Baseline TNFα-R levels and their rates of change were significantly associated with RF decline and incident CKD in older adults independent of DM or blood pressure.
使用炎症生物标志物和在相对健康的个体中收集的肾功能 (RF) 下降的 9 年随访结果来检验衰老的炎症状态是加速 RF 下降的风险因素这一假说。
纵向研究。
社区。
基线估计肾小球滤过率 (eGFR) 为 60 mL/min/1.73 m 及以上且无糖尿病 (DM) 的 60 岁及以上个体 (N = 687)。
使用慢性肾脏病流行病学合作 (CKD-EPI) 方程在基线和 3、6 和 9 年随访时确定 eGFR,作为 RF 的替代指标。在每次随访时出现新的 eGFR 小于 60 mL/min/1.73 m 定义为新发慢性肾脏病 (CKD)。预测因素包括基线和时间依赖性炎症生物标志物:可溶性肿瘤坏死因子-α受体 (sTNFα-R1 和 -R2)、白细胞介素 (IL)-6、IL-18、IL-1β、IL-1 受体拮抗剂和高敏 C 反应蛋白。
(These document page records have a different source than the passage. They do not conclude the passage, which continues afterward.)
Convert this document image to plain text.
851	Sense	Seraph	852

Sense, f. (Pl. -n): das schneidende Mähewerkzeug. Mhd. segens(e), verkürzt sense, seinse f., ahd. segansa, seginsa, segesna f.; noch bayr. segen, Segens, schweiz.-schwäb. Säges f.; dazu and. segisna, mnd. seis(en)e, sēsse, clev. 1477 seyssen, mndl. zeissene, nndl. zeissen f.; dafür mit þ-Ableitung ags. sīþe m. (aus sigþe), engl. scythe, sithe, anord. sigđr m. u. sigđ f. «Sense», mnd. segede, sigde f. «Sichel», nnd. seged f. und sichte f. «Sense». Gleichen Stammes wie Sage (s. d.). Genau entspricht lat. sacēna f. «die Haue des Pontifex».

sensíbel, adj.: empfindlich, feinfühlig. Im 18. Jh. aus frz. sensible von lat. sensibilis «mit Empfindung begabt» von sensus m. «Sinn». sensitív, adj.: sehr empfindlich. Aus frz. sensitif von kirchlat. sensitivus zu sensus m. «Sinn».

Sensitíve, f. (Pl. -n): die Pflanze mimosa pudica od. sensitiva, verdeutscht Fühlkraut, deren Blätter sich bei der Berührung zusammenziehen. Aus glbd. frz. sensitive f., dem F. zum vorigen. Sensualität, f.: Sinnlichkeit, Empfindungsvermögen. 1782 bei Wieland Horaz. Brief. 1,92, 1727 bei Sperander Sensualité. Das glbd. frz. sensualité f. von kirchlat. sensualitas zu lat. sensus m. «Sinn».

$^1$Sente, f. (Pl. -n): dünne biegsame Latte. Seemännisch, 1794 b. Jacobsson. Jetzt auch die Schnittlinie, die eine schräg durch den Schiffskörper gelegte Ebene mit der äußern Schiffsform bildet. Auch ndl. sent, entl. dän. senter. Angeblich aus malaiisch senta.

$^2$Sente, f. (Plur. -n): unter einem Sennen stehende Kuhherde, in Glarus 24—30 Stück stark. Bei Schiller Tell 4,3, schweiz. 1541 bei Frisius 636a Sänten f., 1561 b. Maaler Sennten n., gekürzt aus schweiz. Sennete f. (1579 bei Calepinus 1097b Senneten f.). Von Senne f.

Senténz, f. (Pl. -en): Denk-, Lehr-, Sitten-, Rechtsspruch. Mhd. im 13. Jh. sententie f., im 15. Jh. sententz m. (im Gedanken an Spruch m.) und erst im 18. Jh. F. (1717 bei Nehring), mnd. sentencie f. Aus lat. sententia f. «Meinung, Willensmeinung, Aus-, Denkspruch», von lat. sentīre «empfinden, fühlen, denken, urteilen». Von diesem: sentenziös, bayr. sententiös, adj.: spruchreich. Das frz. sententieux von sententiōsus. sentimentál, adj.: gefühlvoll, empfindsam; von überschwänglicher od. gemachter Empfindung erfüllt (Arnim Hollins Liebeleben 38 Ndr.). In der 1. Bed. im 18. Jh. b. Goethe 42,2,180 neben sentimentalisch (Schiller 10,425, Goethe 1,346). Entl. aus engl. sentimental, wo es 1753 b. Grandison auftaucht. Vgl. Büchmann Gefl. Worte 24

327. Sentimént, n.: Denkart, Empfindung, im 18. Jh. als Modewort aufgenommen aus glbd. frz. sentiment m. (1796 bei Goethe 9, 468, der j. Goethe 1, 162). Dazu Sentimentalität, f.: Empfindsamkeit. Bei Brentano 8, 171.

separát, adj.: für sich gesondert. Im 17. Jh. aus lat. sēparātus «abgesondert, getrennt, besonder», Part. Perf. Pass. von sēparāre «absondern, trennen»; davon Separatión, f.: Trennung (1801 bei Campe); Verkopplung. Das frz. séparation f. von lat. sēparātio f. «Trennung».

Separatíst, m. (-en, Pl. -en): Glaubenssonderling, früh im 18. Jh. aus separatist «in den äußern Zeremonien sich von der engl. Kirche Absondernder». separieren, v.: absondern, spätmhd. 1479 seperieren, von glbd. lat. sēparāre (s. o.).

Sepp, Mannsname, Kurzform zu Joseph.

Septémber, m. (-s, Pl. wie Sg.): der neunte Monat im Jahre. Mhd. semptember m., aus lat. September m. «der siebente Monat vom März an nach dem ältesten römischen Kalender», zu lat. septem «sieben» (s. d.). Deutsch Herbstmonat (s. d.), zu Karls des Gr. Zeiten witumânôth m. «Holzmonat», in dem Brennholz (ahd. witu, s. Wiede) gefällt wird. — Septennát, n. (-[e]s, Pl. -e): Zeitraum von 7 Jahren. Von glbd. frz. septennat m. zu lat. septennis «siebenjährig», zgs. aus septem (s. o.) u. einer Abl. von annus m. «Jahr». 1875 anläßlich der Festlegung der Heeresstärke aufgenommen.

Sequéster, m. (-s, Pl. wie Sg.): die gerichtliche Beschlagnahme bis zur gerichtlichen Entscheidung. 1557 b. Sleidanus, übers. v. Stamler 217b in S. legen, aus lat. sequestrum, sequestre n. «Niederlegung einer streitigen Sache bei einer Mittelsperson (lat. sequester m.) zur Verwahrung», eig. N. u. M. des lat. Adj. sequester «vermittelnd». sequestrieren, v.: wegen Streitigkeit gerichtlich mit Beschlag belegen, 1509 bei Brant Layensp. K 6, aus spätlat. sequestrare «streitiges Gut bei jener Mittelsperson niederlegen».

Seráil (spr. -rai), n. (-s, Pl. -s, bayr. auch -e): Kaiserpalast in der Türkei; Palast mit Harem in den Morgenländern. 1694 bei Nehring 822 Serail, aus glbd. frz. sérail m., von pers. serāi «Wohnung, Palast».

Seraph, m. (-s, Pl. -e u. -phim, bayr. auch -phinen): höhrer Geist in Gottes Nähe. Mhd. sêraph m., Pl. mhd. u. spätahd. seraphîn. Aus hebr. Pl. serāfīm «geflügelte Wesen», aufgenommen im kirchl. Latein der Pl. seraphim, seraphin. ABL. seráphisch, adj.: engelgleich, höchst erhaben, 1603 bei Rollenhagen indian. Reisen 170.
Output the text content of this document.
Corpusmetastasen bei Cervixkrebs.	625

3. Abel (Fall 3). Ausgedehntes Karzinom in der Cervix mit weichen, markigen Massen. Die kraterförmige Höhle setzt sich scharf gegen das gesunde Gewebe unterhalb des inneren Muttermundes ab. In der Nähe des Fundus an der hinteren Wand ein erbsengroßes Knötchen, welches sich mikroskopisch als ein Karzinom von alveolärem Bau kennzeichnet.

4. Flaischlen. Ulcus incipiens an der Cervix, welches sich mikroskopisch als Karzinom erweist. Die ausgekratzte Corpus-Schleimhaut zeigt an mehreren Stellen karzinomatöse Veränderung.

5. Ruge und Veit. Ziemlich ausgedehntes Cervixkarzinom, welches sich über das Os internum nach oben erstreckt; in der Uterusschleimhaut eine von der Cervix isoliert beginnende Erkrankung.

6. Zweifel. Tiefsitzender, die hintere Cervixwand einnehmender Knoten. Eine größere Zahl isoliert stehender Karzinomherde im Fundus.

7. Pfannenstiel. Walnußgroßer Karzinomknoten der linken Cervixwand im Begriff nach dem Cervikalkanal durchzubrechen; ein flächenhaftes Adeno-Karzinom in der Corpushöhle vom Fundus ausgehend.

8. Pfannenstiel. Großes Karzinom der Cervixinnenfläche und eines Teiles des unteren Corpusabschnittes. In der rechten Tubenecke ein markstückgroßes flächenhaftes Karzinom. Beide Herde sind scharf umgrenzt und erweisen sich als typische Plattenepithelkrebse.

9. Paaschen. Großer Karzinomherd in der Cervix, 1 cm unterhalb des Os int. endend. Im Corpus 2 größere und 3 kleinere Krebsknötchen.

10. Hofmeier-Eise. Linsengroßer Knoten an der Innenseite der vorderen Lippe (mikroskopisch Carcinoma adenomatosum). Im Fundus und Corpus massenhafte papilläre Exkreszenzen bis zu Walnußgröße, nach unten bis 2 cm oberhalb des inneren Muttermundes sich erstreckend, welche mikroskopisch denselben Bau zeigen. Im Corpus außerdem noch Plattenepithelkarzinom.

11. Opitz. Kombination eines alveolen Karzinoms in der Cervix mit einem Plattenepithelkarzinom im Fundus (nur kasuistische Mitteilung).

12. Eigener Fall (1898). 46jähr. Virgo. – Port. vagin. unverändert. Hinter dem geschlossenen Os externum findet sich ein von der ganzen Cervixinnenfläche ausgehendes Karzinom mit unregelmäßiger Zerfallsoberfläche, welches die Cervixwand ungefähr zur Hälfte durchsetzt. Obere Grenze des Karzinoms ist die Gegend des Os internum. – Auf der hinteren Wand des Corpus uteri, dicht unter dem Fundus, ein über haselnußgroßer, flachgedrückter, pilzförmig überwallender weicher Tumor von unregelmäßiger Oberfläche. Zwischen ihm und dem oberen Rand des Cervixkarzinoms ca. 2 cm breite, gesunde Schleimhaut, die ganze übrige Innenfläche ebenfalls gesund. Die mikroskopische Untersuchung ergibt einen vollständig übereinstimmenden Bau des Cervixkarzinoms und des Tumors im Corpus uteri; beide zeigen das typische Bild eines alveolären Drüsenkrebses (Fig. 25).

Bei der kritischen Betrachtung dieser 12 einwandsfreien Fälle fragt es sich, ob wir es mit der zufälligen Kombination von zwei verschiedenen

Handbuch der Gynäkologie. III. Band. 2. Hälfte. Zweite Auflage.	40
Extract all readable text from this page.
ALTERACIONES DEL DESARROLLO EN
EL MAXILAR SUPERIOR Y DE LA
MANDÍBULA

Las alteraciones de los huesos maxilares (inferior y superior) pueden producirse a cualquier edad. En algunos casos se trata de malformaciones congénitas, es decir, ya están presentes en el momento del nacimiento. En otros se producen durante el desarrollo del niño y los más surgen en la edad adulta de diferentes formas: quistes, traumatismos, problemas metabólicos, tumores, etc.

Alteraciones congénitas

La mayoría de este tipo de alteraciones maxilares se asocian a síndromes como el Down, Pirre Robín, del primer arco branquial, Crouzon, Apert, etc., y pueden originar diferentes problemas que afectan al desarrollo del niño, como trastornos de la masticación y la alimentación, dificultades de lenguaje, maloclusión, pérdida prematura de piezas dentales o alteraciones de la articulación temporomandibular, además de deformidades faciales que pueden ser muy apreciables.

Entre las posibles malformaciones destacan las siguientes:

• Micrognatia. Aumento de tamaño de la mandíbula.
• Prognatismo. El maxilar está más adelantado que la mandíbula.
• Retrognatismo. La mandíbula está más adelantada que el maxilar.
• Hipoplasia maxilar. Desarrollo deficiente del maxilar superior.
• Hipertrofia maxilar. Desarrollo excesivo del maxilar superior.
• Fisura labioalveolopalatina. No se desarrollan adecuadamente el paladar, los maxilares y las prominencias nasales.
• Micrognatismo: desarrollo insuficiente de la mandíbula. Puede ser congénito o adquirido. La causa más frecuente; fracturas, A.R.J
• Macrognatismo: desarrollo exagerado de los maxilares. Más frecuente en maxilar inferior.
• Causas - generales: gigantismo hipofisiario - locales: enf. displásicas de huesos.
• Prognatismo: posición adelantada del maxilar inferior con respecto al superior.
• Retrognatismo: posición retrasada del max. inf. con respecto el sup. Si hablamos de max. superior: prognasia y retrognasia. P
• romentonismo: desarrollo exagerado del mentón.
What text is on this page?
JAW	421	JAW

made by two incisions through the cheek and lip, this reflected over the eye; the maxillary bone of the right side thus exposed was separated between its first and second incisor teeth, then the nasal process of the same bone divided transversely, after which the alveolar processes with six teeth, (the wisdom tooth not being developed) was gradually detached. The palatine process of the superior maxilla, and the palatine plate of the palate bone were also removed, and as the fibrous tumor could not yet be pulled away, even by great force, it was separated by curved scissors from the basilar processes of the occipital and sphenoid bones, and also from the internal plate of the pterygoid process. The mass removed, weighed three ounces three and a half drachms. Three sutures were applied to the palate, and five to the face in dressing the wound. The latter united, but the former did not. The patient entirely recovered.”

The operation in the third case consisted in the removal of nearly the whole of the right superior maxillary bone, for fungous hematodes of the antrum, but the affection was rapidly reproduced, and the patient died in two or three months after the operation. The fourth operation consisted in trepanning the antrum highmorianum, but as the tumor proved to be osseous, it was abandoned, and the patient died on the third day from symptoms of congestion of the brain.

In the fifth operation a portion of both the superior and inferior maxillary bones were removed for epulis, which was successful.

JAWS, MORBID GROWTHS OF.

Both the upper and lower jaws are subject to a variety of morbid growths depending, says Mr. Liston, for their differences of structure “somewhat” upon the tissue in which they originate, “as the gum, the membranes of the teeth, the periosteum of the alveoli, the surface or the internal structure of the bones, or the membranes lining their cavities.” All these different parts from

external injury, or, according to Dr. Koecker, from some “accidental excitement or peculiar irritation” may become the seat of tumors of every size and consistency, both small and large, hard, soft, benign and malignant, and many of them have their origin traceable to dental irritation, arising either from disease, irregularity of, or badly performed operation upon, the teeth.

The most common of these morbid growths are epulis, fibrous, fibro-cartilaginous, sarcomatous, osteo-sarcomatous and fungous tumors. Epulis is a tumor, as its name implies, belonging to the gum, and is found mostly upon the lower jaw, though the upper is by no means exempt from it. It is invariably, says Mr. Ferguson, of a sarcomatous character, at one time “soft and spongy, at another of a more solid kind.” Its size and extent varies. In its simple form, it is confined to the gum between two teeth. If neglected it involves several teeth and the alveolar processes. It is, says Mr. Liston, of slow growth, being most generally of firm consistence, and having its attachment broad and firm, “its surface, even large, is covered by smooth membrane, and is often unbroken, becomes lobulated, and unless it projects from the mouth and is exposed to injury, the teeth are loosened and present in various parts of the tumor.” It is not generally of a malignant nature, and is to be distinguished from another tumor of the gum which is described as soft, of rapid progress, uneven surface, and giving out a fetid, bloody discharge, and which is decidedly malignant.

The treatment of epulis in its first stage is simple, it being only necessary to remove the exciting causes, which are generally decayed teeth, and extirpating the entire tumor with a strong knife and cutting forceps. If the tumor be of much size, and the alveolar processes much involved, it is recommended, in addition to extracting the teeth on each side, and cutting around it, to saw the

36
基线 sTNFα-R1 较高与 9 年内 eGFR 降低显著相关,与 DM 或血压无关 (基线:β^ = -0.39,P =.001;3 年:β^ = -0.26,P =.001;6 年:β^ = -0.36,P =.001;9 年:β^ = -0.47,P =.001)。sTNFα-R1 的变化率与 eGFR 的变化率显著相关 (β^ = -0.18,P =.001)。基线 sTNFα-R1 预测 CKD 发生 (每增加 1 个标准差:3 年:相对风险 (RR) = 1.3,95%置信区间 (CI) = 1.1-1.5;6 年:RR = 1.5,95% CI = 1.1-2.2;9 年 RR = 1.6,95% CI = 1.1-2.2)。对于 sTNFα-R2 也得到了类似的结果。
基线 TNFα-R 水平及其变化率与老年人 RF 下降和 CKD 发生显著相关,与 DM 或血压无关。